Seed and suet are both fine choices to feed birds, but which truly is the better option at your bird feeders? The answer depends on many factors and can change throughout the year.
There are many different types of birdseed, from sunflower and millet to safflower, Nyjer, milo, and different mixes. Birdseed can be an economical choice for feeding birds and is easy to find. It can attract the widest variety of birds, can be used in a wide range of feeder styles, and is easy to store. Birdseed offers good nutrition for birds and can provide energy for active feathered friends, making it an excellent choice for year-round bird feeding.
Birdseed, however, has hulls and shells that can accumulate below feeders and discarded or spilled seeds may sprout unwanted plants. If it gets wet, seed can become clumpy and may not flow through a bird feeder so easily, and when stored, birdseed is susceptible to insect infestation or attracting rodents.
See also: The Do's and Don'ts of Feeding Suet
Suet is rendered fat that is shaped into cakes, balls, plugs, crumbles, or shreds, or may be softer to be spread as a butter-like feed. Suet can be plain fat or may be mixed with birdseed, bits of fruit, nuts, dried insects, or other ingredients to appeal to even more birds. Fully of concentrated energy and highly digestible fat, suet is ideal for times when birds need extra calories, such as during migration or in winter when other food sources may be scarce.

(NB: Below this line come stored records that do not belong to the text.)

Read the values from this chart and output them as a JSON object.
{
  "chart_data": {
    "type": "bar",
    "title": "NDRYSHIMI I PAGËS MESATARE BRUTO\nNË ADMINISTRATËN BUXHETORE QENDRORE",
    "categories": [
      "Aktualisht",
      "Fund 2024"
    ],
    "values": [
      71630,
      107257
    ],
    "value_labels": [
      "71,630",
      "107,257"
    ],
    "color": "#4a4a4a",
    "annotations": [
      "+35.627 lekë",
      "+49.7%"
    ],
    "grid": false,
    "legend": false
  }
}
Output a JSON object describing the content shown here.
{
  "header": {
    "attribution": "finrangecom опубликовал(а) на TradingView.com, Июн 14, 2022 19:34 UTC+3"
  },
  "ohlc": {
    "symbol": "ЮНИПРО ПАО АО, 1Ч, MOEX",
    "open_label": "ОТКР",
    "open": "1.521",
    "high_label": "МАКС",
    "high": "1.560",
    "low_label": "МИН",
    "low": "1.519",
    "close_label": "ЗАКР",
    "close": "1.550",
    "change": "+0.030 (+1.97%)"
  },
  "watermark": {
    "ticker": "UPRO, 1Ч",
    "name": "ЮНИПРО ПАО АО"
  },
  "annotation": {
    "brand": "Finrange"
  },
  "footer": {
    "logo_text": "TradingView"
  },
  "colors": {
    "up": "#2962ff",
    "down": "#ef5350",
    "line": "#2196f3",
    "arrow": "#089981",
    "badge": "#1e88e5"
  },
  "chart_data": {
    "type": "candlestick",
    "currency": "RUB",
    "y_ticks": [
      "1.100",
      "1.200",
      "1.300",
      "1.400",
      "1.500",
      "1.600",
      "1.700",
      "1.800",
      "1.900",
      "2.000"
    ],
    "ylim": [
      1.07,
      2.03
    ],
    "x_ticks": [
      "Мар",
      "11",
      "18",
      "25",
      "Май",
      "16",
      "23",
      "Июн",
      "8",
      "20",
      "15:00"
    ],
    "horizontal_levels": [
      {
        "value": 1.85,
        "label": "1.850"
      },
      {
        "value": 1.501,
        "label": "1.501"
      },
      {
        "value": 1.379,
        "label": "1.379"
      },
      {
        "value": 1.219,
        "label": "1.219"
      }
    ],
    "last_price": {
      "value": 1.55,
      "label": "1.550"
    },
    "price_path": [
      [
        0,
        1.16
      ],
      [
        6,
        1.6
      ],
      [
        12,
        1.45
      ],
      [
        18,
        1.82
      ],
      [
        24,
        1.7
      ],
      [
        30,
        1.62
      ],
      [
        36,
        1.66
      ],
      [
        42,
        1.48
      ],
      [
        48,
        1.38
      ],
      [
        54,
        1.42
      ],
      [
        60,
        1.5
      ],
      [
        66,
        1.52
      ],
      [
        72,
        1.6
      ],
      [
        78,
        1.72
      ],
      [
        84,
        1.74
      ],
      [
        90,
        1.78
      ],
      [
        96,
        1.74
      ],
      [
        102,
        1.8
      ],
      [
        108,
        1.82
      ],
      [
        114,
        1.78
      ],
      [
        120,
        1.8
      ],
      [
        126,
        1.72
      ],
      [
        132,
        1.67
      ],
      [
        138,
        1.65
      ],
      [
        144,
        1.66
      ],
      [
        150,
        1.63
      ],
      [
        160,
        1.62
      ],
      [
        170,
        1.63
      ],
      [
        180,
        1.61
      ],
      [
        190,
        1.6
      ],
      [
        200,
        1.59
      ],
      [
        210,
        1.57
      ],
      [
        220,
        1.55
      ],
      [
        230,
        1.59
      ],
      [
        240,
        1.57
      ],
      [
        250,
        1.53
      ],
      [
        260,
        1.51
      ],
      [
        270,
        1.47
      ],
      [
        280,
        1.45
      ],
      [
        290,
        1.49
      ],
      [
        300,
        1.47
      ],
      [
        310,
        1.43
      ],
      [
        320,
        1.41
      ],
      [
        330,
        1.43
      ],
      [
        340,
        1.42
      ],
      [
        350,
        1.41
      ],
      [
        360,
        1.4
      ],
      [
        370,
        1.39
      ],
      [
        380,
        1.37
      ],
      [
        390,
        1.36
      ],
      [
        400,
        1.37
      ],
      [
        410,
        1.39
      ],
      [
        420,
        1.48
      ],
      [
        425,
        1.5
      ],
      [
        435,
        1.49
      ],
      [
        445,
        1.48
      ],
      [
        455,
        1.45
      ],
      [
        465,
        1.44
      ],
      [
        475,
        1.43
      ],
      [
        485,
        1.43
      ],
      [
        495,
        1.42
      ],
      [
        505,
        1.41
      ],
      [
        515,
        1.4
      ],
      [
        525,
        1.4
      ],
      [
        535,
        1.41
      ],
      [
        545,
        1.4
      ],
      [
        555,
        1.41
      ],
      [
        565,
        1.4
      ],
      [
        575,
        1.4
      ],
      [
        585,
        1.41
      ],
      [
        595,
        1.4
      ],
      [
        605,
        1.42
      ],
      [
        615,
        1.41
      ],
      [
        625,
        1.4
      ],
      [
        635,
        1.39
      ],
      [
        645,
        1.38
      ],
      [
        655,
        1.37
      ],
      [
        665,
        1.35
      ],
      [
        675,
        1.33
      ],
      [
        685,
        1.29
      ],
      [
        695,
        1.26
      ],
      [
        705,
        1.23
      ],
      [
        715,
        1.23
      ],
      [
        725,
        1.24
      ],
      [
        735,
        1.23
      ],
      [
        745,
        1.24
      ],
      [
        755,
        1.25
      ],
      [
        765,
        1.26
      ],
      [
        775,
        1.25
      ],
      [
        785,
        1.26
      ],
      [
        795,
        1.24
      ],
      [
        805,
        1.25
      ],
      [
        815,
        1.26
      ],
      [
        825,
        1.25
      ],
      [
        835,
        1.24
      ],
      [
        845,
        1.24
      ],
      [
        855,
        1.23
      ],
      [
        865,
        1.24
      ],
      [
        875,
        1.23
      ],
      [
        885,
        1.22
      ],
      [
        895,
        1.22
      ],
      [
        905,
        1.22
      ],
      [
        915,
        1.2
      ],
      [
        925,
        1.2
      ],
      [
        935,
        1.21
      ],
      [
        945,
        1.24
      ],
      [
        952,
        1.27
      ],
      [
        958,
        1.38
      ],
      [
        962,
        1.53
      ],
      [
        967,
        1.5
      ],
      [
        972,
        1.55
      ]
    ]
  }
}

Suet, however, may melt and can attract less desirable wildlife such as raccoons, rats, and even bears. Suet may also stain surfaces such as decks or patios it if falls, and it may soften and melt or drip during hotter weather.
Choosing Seed or Suet for Your Birds
Both birdseed and suet are useful at backyard feeding stations and can attract a wide range of birds. When deciding which to offer at feeders, birders should consider…
- Species – Different birds will prefer either seed or suet. Woodpeckers, wrens, thrashers, bluebirds, and mockingbirds tend to favor suet when it is available, while sparrows, finches, redpolls, and grosbeaks tend to favor seed. Many birds, however, enjoy both seed and suet, such as chickadees, nuthatches, and jays.
- Climate – Because suet can spoil in higher temperatures, it isn’t necessarily the best choice where summers are long and hot. Birdseed, however, can clump together more easily in wet or humid climates, so birders should consider their overall climate conditions when choosing which type of food is best for their birds.
- Season – Birds change their diets at different times of the year based on what natural foods are most abundant, and birders can change what foods they offer to accommodate those preferences. Seed is a great in spring, summer, and fall, while suet is the ideal fall and winter food for extra fat and calories. It is important to note, however, that both seed and suet will be welcomed by birds throughout the year.
- Budget – The cost of feeding birds can add up quickly, and birders may need to choose which foods they offer based on their own budget. Commercially produced suet can be more expensive, but making homemade suet is a budget-friendly and bird-friendly option. Premium birdseed mixes are also more costly, but birders can mix their own birdseed blends for less.
- Feeder Style – Seed is generally more versatile and can be offered in hopper feeders, platform feeders, tube feeders, or tray feeders, while suet often needs specific suet feeders or other style to fit the size and shape of the suet cakes. Suet can easily be chopped or shredded, however, to fit in any type of feeder or simple dish.
- Cleanup – Both seed and suet require some cleanup to keep a feeding area clean. Suet can be greasy and sticky to clean up, while the hulls and shells from birdseed may need frequent raking, sweeping, or outdoor vacuuming to stay tidy and prevent unsightly accumulation. Feeders will also need regular cleaning to keep birds healthy and prevent food from spoiling.
The Best Choice
Ultimately, the best choice for whether to offer seed or suet to birds is a personal choice for each birder, and there’s nothing wrong with offering both! A more diverse feeding station will attract more birds and many different species, bringing even more enjoyment to the yard and helping support all different of wild birds.
Many birders adjust their offerings throughout the year to better meet birds’ changing needs and preferences, and keeping both seed and suet on hand is a great way to always be prepared to offer birds a nutritious, attractive meal.